Bamboo and Plum in Early Spring
by Okada Hankō
- Date:
- 1843
- Medium:
- Hanging scroll; ink and color on paper
- Source:
- Metropolitan Museum of Art
Description
Bamboo and Plum in Early Spring, dated 1843, is a painting by Okada Hankō (岡田半江, 1782-1846), held by the Metropolitan Museum of Art (accession recorded at https://www.metmuseum.org/art/collection/search/73358). The pairing of bamboo and plum — two of the canonical Four Gentlemen of Chinese literati ink painting (the others being orchid and chrysanthemum) — places the sheet at the heart of the bunjinga emblematic repertoire. Both subjects had been understood since the Song period as scholar's plants: bamboo for its supple uprightness and association with the unbending cultivated character, plum for its capacity to flower out of bare wood in the cold of early spring and so to figure the resilience of the noble mind. From the Northern Song scholar-painter Wen Tong onward, ink bamboo had been celebrated as a painted form of calligraphy, and ink plum had been elevated by Song and Yuan masters such as Yang Wujiu and Wang Mian into a comparable scholar's exercise. By the Ming and Qing period the bamboo-and-plum pairing was a touchstone of literati brush literacy, and woodblock-printed Chinese painting manuals such as the Mustard Seed Garden Manual codified its conventions for Edo bunjinga study.
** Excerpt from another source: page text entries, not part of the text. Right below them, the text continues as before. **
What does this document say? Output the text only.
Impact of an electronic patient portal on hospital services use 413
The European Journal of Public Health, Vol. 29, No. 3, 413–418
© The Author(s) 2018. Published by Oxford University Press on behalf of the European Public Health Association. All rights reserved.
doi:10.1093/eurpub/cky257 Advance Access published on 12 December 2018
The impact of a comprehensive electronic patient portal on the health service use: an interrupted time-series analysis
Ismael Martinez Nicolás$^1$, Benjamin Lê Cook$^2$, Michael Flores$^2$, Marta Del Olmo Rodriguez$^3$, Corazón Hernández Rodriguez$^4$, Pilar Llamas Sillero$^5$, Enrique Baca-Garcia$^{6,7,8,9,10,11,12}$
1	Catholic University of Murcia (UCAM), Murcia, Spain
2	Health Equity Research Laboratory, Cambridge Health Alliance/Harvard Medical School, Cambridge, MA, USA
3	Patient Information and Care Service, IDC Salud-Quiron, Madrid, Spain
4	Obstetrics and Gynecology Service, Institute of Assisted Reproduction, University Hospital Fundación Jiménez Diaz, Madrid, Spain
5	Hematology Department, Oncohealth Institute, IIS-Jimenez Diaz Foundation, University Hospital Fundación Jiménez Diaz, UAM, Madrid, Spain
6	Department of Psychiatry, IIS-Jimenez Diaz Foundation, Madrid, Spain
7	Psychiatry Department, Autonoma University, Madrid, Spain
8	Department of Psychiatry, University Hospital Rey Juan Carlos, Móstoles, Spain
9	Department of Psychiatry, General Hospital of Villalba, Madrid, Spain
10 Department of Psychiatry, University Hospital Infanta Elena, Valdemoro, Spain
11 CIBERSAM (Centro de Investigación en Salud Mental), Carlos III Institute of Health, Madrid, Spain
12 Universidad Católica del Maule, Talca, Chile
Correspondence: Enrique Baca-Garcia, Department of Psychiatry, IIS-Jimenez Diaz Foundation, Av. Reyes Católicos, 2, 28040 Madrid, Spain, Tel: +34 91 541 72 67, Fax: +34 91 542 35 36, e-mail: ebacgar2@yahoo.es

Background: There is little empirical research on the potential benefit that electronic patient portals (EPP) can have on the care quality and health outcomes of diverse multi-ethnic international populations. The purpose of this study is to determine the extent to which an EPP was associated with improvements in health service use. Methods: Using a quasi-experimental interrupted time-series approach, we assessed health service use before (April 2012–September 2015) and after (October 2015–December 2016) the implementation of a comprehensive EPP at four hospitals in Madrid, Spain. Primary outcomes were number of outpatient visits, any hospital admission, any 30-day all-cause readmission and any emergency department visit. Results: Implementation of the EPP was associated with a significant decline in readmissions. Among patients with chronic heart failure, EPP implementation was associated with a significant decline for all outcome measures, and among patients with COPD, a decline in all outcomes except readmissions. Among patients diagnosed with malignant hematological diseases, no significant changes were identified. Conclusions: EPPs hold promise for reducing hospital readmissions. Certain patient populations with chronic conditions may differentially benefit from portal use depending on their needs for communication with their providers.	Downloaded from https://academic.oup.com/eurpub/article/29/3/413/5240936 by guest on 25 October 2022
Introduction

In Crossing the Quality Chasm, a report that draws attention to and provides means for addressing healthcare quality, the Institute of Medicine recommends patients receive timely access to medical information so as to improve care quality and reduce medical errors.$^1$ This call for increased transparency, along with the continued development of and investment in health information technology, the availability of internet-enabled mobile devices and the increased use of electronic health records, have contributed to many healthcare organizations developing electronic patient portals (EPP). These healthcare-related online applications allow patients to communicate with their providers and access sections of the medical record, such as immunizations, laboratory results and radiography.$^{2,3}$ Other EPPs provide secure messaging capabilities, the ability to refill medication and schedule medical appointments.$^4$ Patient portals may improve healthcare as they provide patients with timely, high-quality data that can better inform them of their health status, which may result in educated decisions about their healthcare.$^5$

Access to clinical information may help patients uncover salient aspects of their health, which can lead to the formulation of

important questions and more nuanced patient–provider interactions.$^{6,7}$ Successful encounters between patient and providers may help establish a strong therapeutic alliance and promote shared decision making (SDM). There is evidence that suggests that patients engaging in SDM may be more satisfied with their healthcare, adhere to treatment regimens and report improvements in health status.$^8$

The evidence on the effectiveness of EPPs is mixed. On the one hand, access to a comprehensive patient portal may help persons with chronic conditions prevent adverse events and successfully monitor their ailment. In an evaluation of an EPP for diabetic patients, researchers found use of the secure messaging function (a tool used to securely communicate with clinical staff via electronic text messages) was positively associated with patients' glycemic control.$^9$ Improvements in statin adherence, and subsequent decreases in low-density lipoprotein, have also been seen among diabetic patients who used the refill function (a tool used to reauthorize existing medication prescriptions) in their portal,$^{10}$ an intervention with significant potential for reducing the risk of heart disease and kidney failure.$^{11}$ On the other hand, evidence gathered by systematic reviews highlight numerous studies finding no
As the son and pupil of Okada Beisanjin (1744-1820), Hankō was the principal transmitter of the Osaka bunjinga lineage into the Tenpō and early Kōka years; the 1843 date — three years before his own death — places the sheet in his late production, when his mature manner had reached its most refined register. The composition would deploy the literati vocabulary of decisive bamboo strokes and sparse plum boughs with their concentrated white blooms, the whole rendered with the personal brush rhythm the Kansai nanga tradition prized over academic finish. The Metropolitan source provides the firm attribution and date.